Rheumatic fever (RF) is a serious inflammatory condition that develops as a delayed consequence of an untreated or inadequately treated infection caused by Group A Streptococcus (GAS) bacteria, most commonly strep throat. This reaction is an autoimmune response where the body’s defenses mistakenly attack its own tissues, particularly in the heart, joints, skin, and brain. Since there is no single definitive laboratory test for RF, diagnosis relies on a comprehensive assessment that combines evidence of a preceding strep infection with a specific pattern of clinical signs and symptoms.
Identifying Evidence of Preceding Strep Infection
The first step in confirming a diagnosis of rheumatic fever is establishing laboratory evidence of a recent Group A Strep infection. Since RF symptoms typically appear two to four weeks after the initial strep infection, a throat culture or rapid strep test for an active infection is often negative by the time a patient presents with RF. The primary method to confirm past exposure is by measuring the level of antibodies the immune system produced in response to the bacteria.
Two main antibody tests are utilized: the Anti-Streptolysin O (ASO) titer and the Anti-DNase B test. The ASO titer measures antibodies against streptolysin O, peaking around three to six weeks after infection. The Anti-DNase B test measures antibodies against another streptococcal enzyme and remains elevated for a longer period, making it useful when the ASO titer is negative. Combining both tests significantly increases the sensitivity to detect a prior strep infection, reaching approximately 95%.

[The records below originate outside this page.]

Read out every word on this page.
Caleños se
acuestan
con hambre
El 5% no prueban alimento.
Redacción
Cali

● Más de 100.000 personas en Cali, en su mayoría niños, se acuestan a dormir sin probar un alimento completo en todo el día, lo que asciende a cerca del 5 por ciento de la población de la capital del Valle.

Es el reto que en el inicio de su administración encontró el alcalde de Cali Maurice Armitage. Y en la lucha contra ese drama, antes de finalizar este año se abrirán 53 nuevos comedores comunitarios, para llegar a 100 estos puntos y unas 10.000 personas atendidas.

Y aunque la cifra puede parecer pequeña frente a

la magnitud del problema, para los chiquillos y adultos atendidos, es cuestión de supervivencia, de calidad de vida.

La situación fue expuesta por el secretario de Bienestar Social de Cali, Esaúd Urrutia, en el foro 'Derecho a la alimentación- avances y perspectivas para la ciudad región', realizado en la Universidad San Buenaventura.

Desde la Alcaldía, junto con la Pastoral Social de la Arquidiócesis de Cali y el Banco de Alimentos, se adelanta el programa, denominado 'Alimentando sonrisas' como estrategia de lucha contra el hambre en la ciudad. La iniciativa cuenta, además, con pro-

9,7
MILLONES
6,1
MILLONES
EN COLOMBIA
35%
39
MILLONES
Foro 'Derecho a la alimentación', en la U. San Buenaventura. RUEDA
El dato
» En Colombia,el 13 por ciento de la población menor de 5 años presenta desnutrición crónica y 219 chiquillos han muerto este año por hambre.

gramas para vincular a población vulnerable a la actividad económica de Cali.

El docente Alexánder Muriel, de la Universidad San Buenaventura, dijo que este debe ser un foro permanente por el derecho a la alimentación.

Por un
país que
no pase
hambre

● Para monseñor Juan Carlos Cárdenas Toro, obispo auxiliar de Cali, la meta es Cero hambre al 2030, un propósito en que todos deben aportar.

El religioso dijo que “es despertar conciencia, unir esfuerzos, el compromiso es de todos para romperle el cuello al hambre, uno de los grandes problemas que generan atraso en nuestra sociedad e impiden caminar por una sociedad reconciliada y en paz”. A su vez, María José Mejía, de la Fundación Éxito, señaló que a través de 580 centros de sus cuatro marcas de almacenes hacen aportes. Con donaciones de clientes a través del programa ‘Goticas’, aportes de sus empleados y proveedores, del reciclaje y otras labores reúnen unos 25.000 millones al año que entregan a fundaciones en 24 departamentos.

Assessing Clinical Signs and Symptoms
Testing for rheumatic fever involves a careful physical examination to identify characteristic clinical manifestations, categorized as “Major” or “Minor.” The most serious major manifestation is carditis, inflammation of the heart tissue that can lead to permanent damage of the heart valves. A doctor listens for new or changing heart murmurs, which indicate abnormal blood flow caused by valve damage.

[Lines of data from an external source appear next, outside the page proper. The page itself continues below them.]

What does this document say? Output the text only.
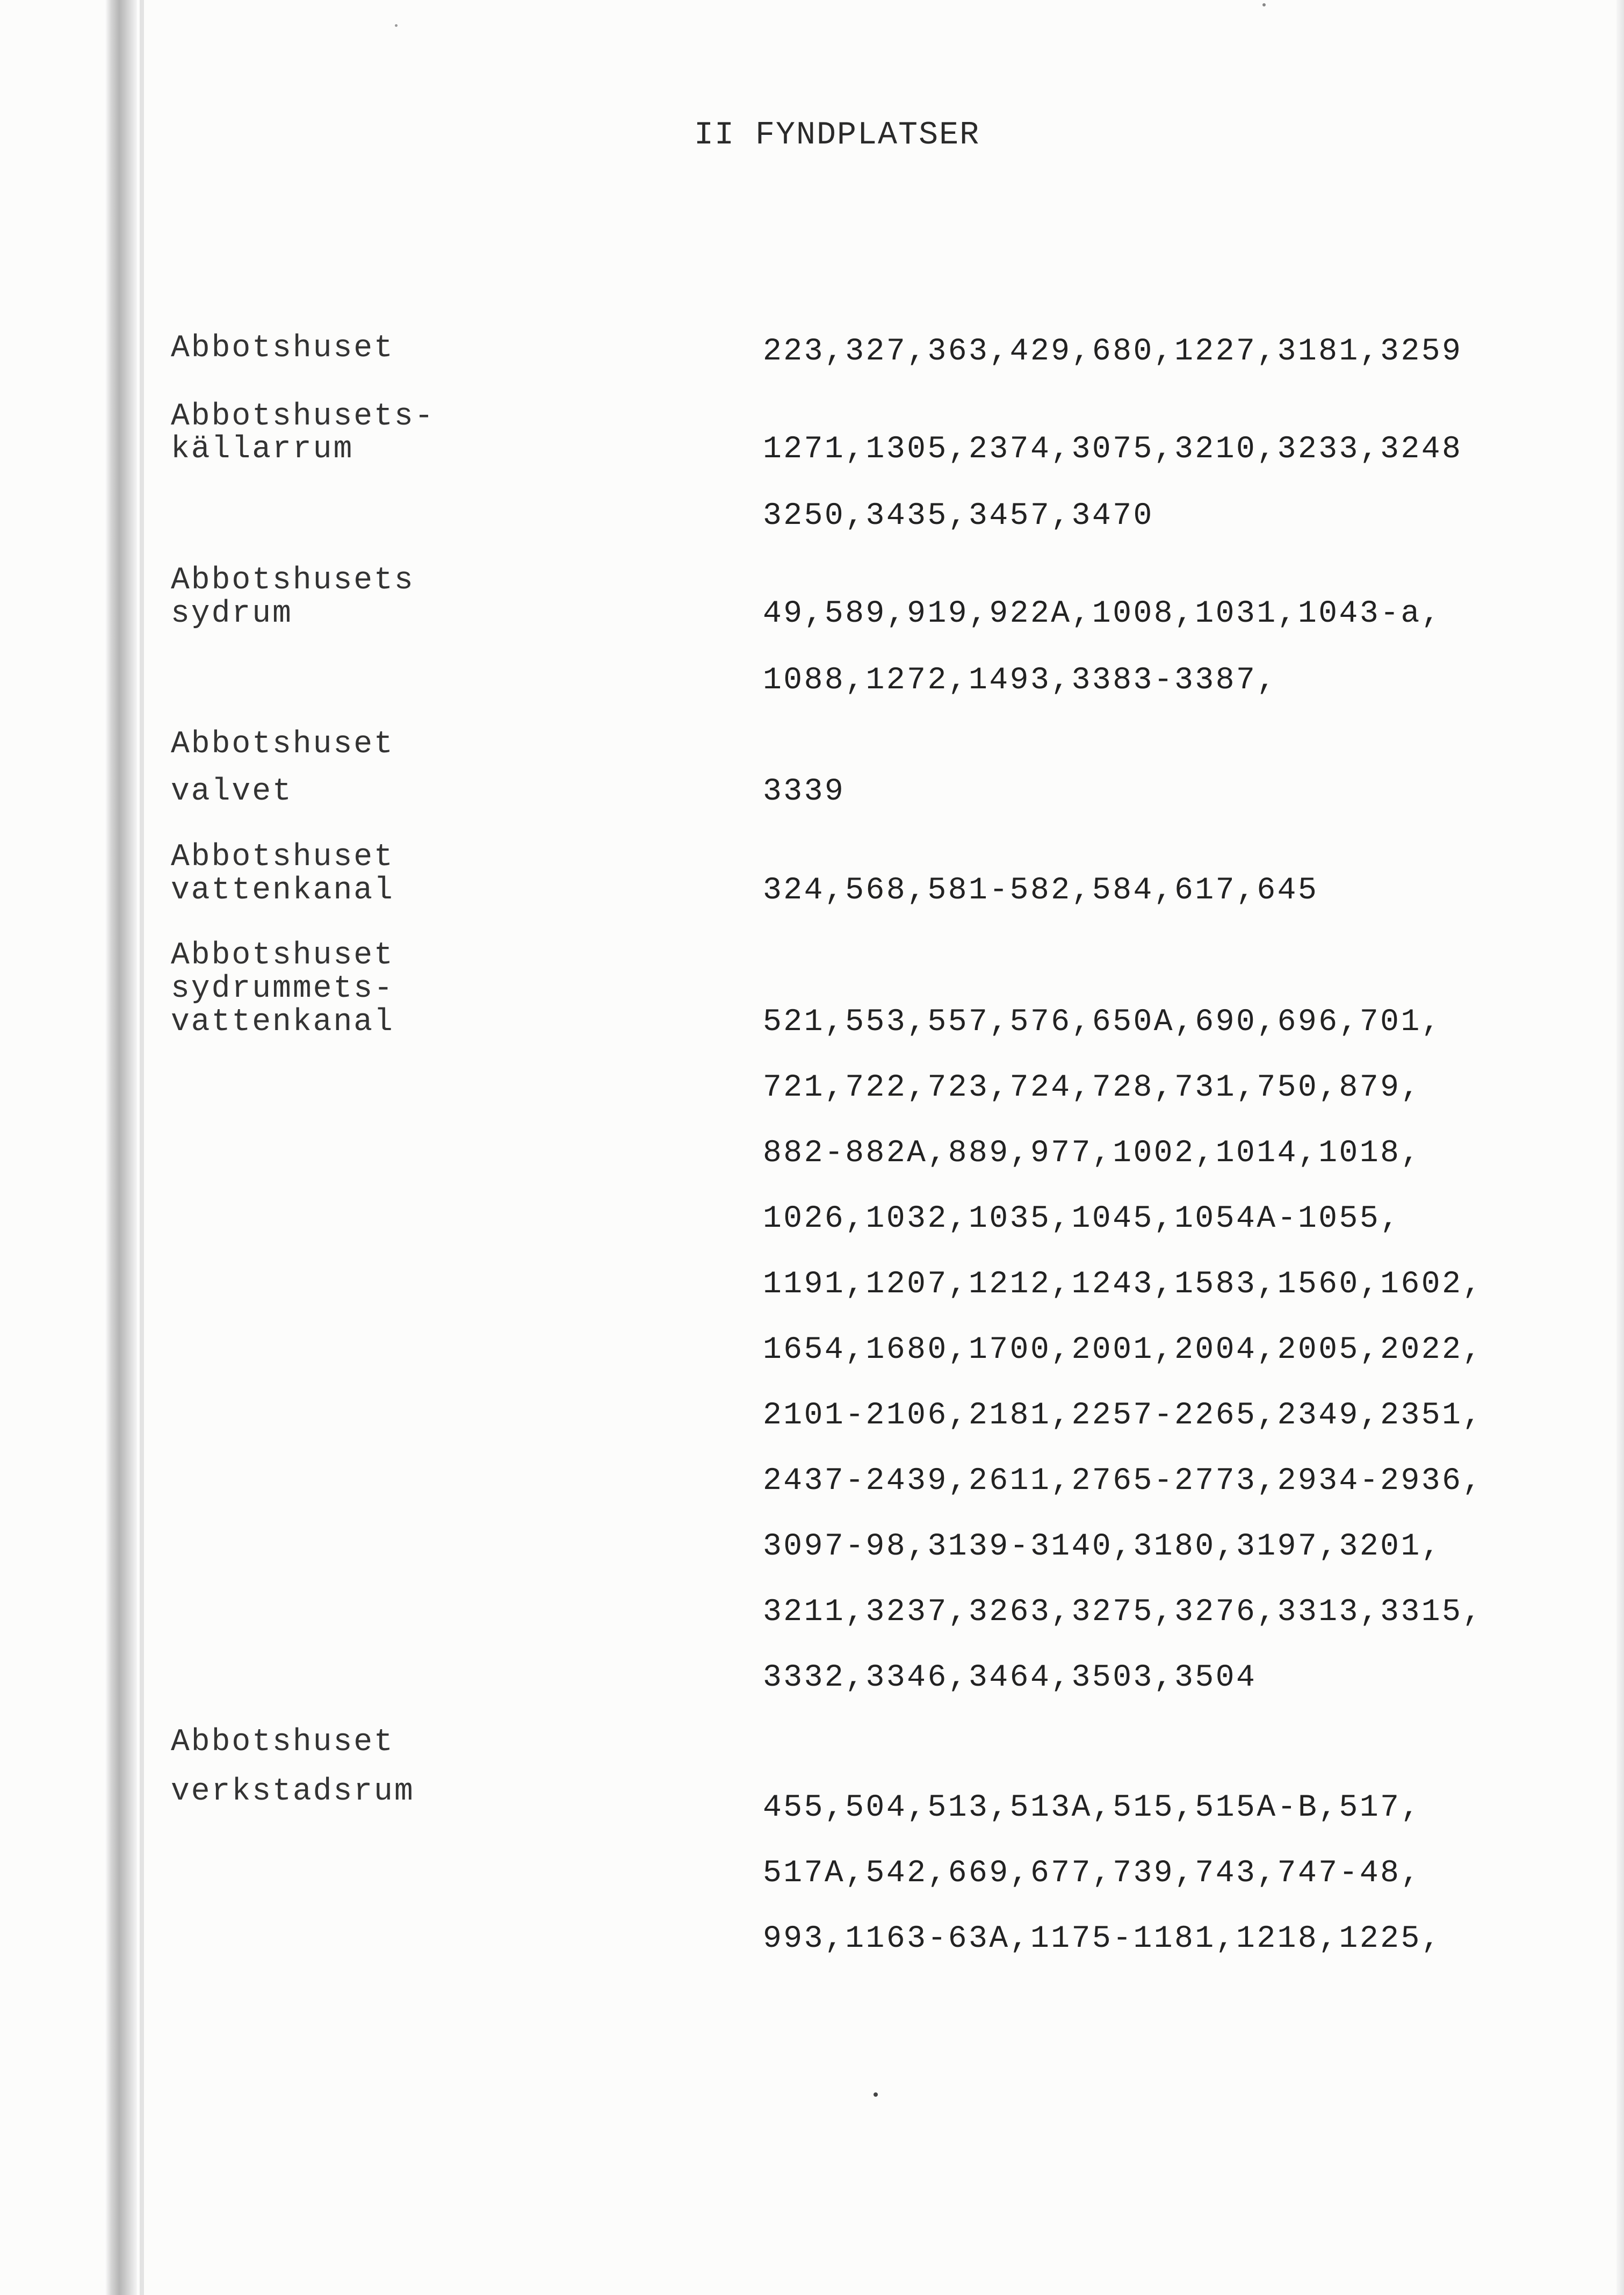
II FYNDPLATSER
Abbotshuset	223,327,363,429,680,1227,3181,3259
Abbotshusets-
källarrum	1271,1305,2374,3075,3210,3233,3248
3250,3435,3457,3470
Abbotshusets
sydrum	49,589,919,922A,1008,1031,1043-a,
1088,1272,1493,3383-3387,
Abbotshuset
valvet	3339
Abbotshuset
vattenkanal	324,568,581-582,584,617,645
Abbotshuset
sydrummets-
vattenkanal	521,553,557,576,650A,690,696,701,
721,722,723,724,728,731,750,879,
882-882A,889,977,1002,1014,1018,
1026,1032,1035,1045,1054A-1055,
1191,1207,1212,1243,1583,1560,1602,
1654,1680,1700,2001,2004,2005,2022,
2101-2106,2181,2257-2265,2349,2351,
2437-2439,2611,2765-2773,2934-2936,
3097-98,3139-3140,3180,3197,3201,
3211,3237,3263,3275,3276,3313,3315,
3332,3346,3464,3503,3504
Abbotshuset
verkstadsrum	455,504,513,513A,515,515A-B,517,
517A,542,669,677,739,743,747-48,
993,1163-63A,1175-1181,1218,1225,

Major signs also include polyarthritis, a painful inflammation that migrates between large joints (knees, ankles, elbows, and wrists). Sydenham chorea is a neurological manifestation presenting as involuntary, jerky movements of the face and limbs, often occurring months after the infection. Less common major manifestations include erythema marginatum (a distinctive non-itchy rash) and subcutaneous nodules (firm, painless bumps under the skin). Minor manifestations include a fever generally above 38.5°C and arthralgia, which is joint pain without objective signs of inflammation.
Laboratory and Imaging Confirmation
Beyond the antibody tests, laboratory and imaging studies are crucial for confirming the presence of systemic inflammation and assessing organ damage. To measure the body’s inflammatory response, doctors routinely order the Erythrocyte Sedimentation Rate (ESR) and C-Reactive Protein (CRP) tests. Both are non-specific markers that become significantly elevated in acute rheumatic fever, indicating widespread inflammation in the body. The CRP level rises and falls more quickly than the ESR, making it a valuable tool for monitoring the patient’s response to treatment.
A specialized imaging test, the Echocardiogram (Echo), is an indispensable part of the diagnostic workup for RF. This ultrasound allows physicians to visualize the structure and function of the heart valves and muscles, detecting carditis even without an audible heart murmur. The Echo can identify subclinical carditis, heart inflammation only detectable by imaging, which is now recognized as a Major criterion in certain diagnostic guidelines. An Electrocardiogram (ECG) checks the heart’s electrical activity and may reveal a prolonged PR interval, a minor criterion suggesting inflammation of the heart’s conduction system.
Applying the Diagnostic Criteria
The final step in testing for rheumatic fever is synthesizing all collected data using the modified Jones Criteria. This clinical guideline provides a structured method for establishing a definitive diagnosis, acknowledging that no single test is sufficient. To confirm a first episode of RF, the patient must have clear laboratory evidence of a preceding Group A Strep infection.
In addition to the strep evidence, the patient must meet a specific combination of clinical findings. This requirement is typically either two Major manifestations (e.g., carditis and polyarthritis) or one Major and two Minor manifestations (e.g., carditis combined with fever and elevated inflammatory markers). The criteria are carefully applied; for instance, a patient cannot count both polyarthritis (Major) and arthralgia (Minor) simultaneously. This comprehensive methodology ensures accuracy and also helps classify the severity of the disease, particularly by confirming the presence or absence of carditis, which guides long-term management and prevention strategies.